The fact is that I have a call center job that works most weekday evenings and the weekends. As such, I can't join any stage production without requesting a week's time off and given the job's vagaries, that is a luxury I simply can't afford. The funny thing was I was invited to participate by the owner of the old Maverick's store, but I was in no mood to play an extra in yet another copy of George Romero's Night of the Living Dead. Now, if that guy had the ambition to try his hand at something similar to Jeff Smith's Clerks, I would love to try my hand at that.
As for play writing, I have always been intimidated by the idea of writing dialogue. I don't know how good writers can do it creating the words of people and make them sound human and real in some emotional sense. I can formulate plots and general characters to some degree, but I don't feel capable of pulling all the elements together for a real story.
On other hand, I find George Lucas very inspirational for me as a narrative writer; if only that his dialogue, unassisted by Laurence Kasdan's rewrites, is so inept that I know I could do better. In fact, I've pondered how I could have rework Amidala and Anakin's dialogue in their final exchange in Star Wars: The Revenge of the Sith so much, I might post my musings later as a exercise. To that end, Plotbot is a real help.

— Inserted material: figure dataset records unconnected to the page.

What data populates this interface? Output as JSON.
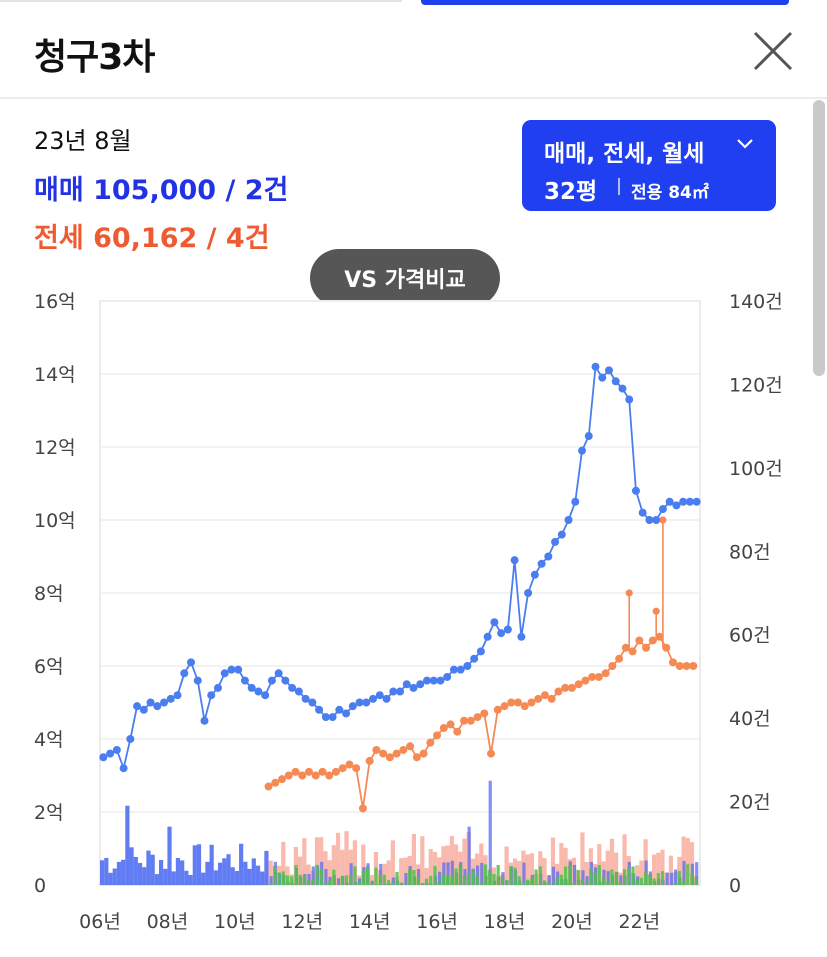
{
  "header": {
    "title": "청구3차"
  },
  "summary": {
    "date": "23년 8월",
    "sale": "매매 105,000 / 2건",
    "jeonse": "전세 60,162 / 4건"
  },
  "filter": {
    "types": "매매, 전세, 월세",
    "area": "32평",
    "exclusive": "전용 84㎡"
  },
  "compare_button": "VS 가격비교",
  "colors": {
    "sale": "#4a7ef0",
    "jeonse": "#f58a55",
    "monthly": "#4fc24a",
    "accent": "#1f3ff0"
  },
  "chart_data": {
    "type": "line",
    "x_range": [
      2006,
      2023.8
    ],
    "x_ticks": [
      {
        "value": 2006,
        "label": "06년"
      },
      {
        "value": 2008,
        "label": "08년"
      },
      {
        "value": 2010,
        "label": "10년"
      },
      {
        "value": 2012,
        "label": "12년"
      },
      {
        "value": 2014,
        "label": "14년"
      },
      {
        "value": 2016,
        "label": "16년"
      },
      {
        "value": 2018,
        "label": "18년"
      },
      {
        "value": 2020,
        "label": "20년"
      },
      {
        "value": 2022,
        "label": "22년"
      }
    ],
    "y_left_ticks": [
      {
        "value": 0,
        "label": "0"
      },
      {
        "value": 2,
        "label": "2억"
      },
      {
        "value": 4,
        "label": "4억"
      },
      {
        "value": 6,
        "label": "6억"
      },
      {
        "value": 8,
        "label": "8억"
      },
      {
        "value": 10,
        "label": "10억"
      },
      {
        "value": 12,
        "label": "12억"
      },
      {
        "value": 14,
        "label": "14억"
      },
      {
        "value": 16,
        "label": "16억"
      }
    ],
    "y_right_ticks": [
      {
        "value": 0,
        "label": "0"
      },
      {
        "value": 20,
        "label": "20건"
      },
      {
        "value": 40,
        "label": "40건"
      },
      {
        "value": 60,
        "label": "60건"
      },
      {
        "value": 80,
        "label": "80건"
      },
      {
        "value": 100,
        "label": "100건"
      },
      {
        "value": 120,
        "label": "120건"
      },
      {
        "value": 140,
        "label": "140건"
      }
    ],
    "ylim_left": [
      0,
      16
    ],
    "ylim_right": [
      0,
      140
    ],
    "grid": true,
    "series": [
      {
        "key": "sale",
        "x": [
          2006.1,
          2006.3,
          2006.5,
          2006.7,
          2006.9,
          2007.1,
          2007.3,
          2007.5,
          2007.7,
          2007.9,
          2008.1,
          2008.3,
          2008.5,
          2008.7,
          2008.9,
          2009.1,
          2009.3,
          2009.5,
          2009.7,
          2009.9,
          2010.1,
          2010.3,
          2010.5,
          2010.7,
          2010.9,
          2011.1,
          2011.3,
          2011.5,
          2011.7,
          2011.9,
          2012.1,
          2012.3,
          2012.5,
          2012.7,
          2012.9,
          2013.1,
          2013.3,
          2013.5,
          2013.7,
          2013.9,
          2014.1,
          2014.3,
          2014.5,
          2014.7,
          2014.9,
          2015.1,
          2015.3,
          2015.5,
          2015.7,
          2015.9,
          2016.1,
          2016.3,
          2016.5,
          2016.7,
          2016.9,
          2017.1,
          2017.3,
          2017.5,
          2017.7,
          2017.9,
          2018.1,
          2018.3,
          2018.5,
          2018.7,
          2018.9,
          2019.1,
          2019.3,
          2019.5,
          2019.7,
          2019.9,
          2020.1,
          2020.3,
          2020.5,
          2020.7,
          2020.9,
          2021.1,
          2021.3,
          2021.5,
          2021.7,
          2021.9,
          2022.1,
          2022.3,
          2022.5,
          2022.7,
          2022.9,
          2023.1,
          2023.3,
          2023.5,
          2023.7
        ],
        "values": [
          3.5,
          3.6,
          3.7,
          3.2,
          4.0,
          4.9,
          4.8,
          5.0,
          4.9,
          5.0,
          5.1,
          5.2,
          5.8,
          6.1,
          5.6,
          4.5,
          5.2,
          5.4,
          5.8,
          5.9,
          5.9,
          5.6,
          5.4,
          5.3,
          5.2,
          5.6,
          5.8,
          5.6,
          5.4,
          5.3,
          5.1,
          5.0,
          4.8,
          4.6,
          4.6,
          4.8,
          4.7,
          4.9,
          5.0,
          5.0,
          5.1,
          5.2,
          5.1,
          5.3,
          5.3,
          5.5,
          5.4,
          5.5,
          5.6,
          5.6,
          5.6,
          5.7,
          5.9,
          5.9,
          6.0,
          6.2,
          6.4,
          6.8,
          7.2,
          6.9,
          7.0,
          8.9,
          6.8,
          8.0,
          8.5,
          8.8,
          9.0,
          9.4,
          9.6,
          10.0,
          10.5,
          11.9,
          12.3,
          14.2,
          13.9,
          14.1,
          13.8,
          13.6,
          13.3,
          10.8,
          10.2,
          10.0,
          10.0,
          10.3,
          10.5,
          10.4,
          10.5,
          10.5,
          10.5
        ]
      },
      {
        "key": "jeonse",
        "x": [
          2011.0,
          2011.2,
          2011.4,
          2011.6,
          2011.8,
          2012.0,
          2012.2,
          2012.4,
          2012.6,
          2012.8,
          2013.0,
          2013.2,
          2013.4,
          2013.6,
          2013.8,
          2014.0,
          2014.2,
          2014.4,
          2014.6,
          2014.8,
          2015.0,
          2015.2,
          2015.4,
          2015.6,
          2015.8,
          2016.0,
          2016.2,
          2016.4,
          2016.6,
          2016.8,
          2017.0,
          2017.2,
          2017.4,
          2017.6,
          2017.8,
          2018.0,
          2018.2,
          2018.4,
          2018.6,
          2018.8,
          2019.0,
          2019.2,
          2019.4,
          2019.6,
          2019.8,
          2020.0,
          2020.2,
          2020.4,
          2020.6,
          2020.8,
          2021.0,
          2021.2,
          2021.4,
          2021.6,
          2021.8,
          2022.0,
          2022.2,
          2022.4,
          2022.6,
          2022.8,
          2023.0,
          2023.2,
          2023.4,
          2023.6
        ],
        "values": [
          2.7,
          2.8,
          2.9,
          3.0,
          3.1,
          3.0,
          3.1,
          3.0,
          3.1,
          3.0,
          3.1,
          3.2,
          3.3,
          3.2,
          2.1,
          3.4,
          3.7,
          3.6,
          3.5,
          3.6,
          3.7,
          3.8,
          3.5,
          3.6,
          3.9,
          4.1,
          4.3,
          4.4,
          4.2,
          4.5,
          4.5,
          4.6,
          4.7,
          3.6,
          4.8,
          4.9,
          5.0,
          5.0,
          4.9,
          5.0,
          5.1,
          5.2,
          5.1,
          5.3,
          5.4,
          5.4,
          5.5,
          5.6,
          5.7,
          5.7,
          5.8,
          6.0,
          6.2,
          6.5,
          6.4,
          6.7,
          6.5,
          6.7,
          6.8,
          6.5,
          6.1,
          6.0,
          6.0,
          6.0
        ]
      }
    ],
    "jeonse_spikes": [
      {
        "x": 2021.7,
        "value": 8.0
      },
      {
        "x": 2022.5,
        "value": 7.5
      },
      {
        "x": 2022.7,
        "value": 10.0
      }
    ]
  }
}
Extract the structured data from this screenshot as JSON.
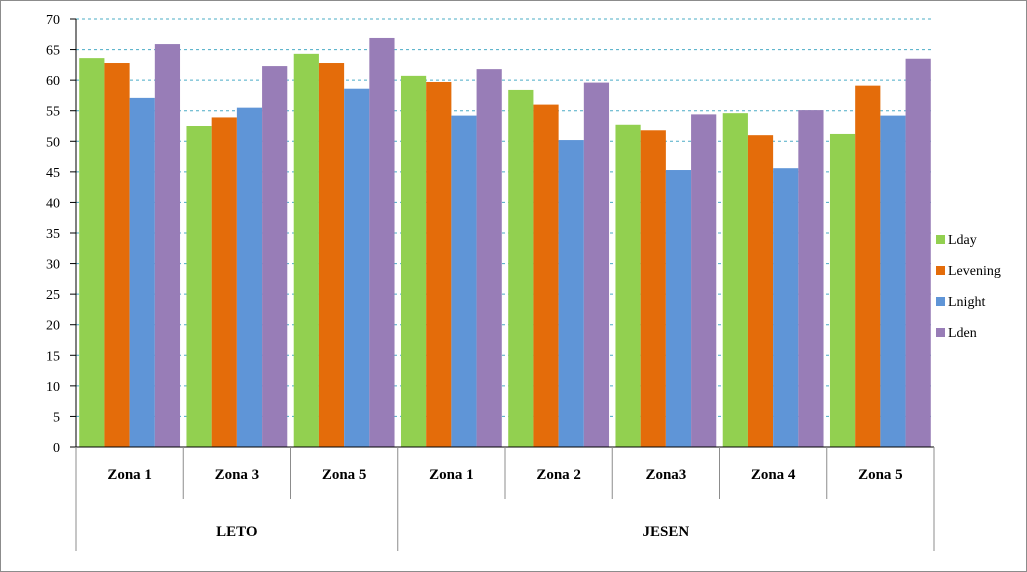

As it is, the closest I have gotten to fiction writing is the hundreds of plot summaries I have written for the Internet Movie Database (You can see my newer ones here if you wish), but I don't if I can match up to Jason Rip or Jayson McDonald in that kind of talent.
Still, my netbook bag has 2-3 books on writing along with the hardware and I may just get the gumption to finally try to something more consistently worthwhile with my writing.